Context Momordica charantia L. (Cucurbitaceae), known as bitter melon, is an edible fruit cultivated in the tropics. In this study, an active compound, 5 beta,19-epoxycucurbita-6,23(E)-diene-3 beta,19(R),25-triol (ECDT), isolated from M. charantia was investigated in regard to its cytotoxic effect on human hepatocellular carcinoma (HCC) cells. Objective To examine the mechanisms of ECDT-induced apoptosis in HCC cells. Materials and methods The inhibitive activity of ECDT on HA22T HCC cells was examined by MTT assay, colony formation assay, wound healing assay, TUNEL/DAPI staining, annexin V-fluorescein isothiocyanate/propidium iodide (PI) staining and JC-1 dye.
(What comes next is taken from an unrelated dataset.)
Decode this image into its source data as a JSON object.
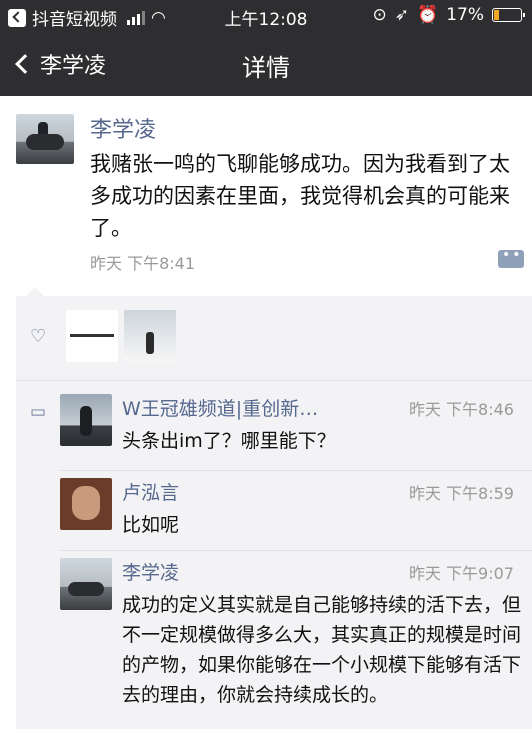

HA22T cells were treated with ECDT (5, 10, 15, 20 and 25 mu M) for 24 h, and the molecular mechanism of cells apoptosis was examined by Western blot. Cells treated with vehicle DMSO were used as the negative control. Results ECDT inhibited the cell proliferation of HA22T cells in a dose-dependent manner. Flow cytometry showed that ECDT treatment at 10-20 mu M increased early apoptosis by 10-14% and late apoptosis by 2-5%. Western blot revealed that ECDT treatment activated the mitochondrial-dependent apoptotic pathway, and ECDT-induced apoptosis was mediated by the caspase signalling pathway and activation of JNK and p38MAPK. Pre-treatment of cells with MAPK inhibitors (SB203580 or SP600125) reversed the ECDT-induced cell death, which further supported the involvement of the p38MAPK and JNK pathways. Discussion and conclusions Our results indicated that ECDT can induce apoptosis through the p38MAPK and JNK pathways in HA22T cells. The findings suggested that ECDT has a valuable anticancer property with the potential to be developed as a new chemotherapeutic agent for the treatment of HCC.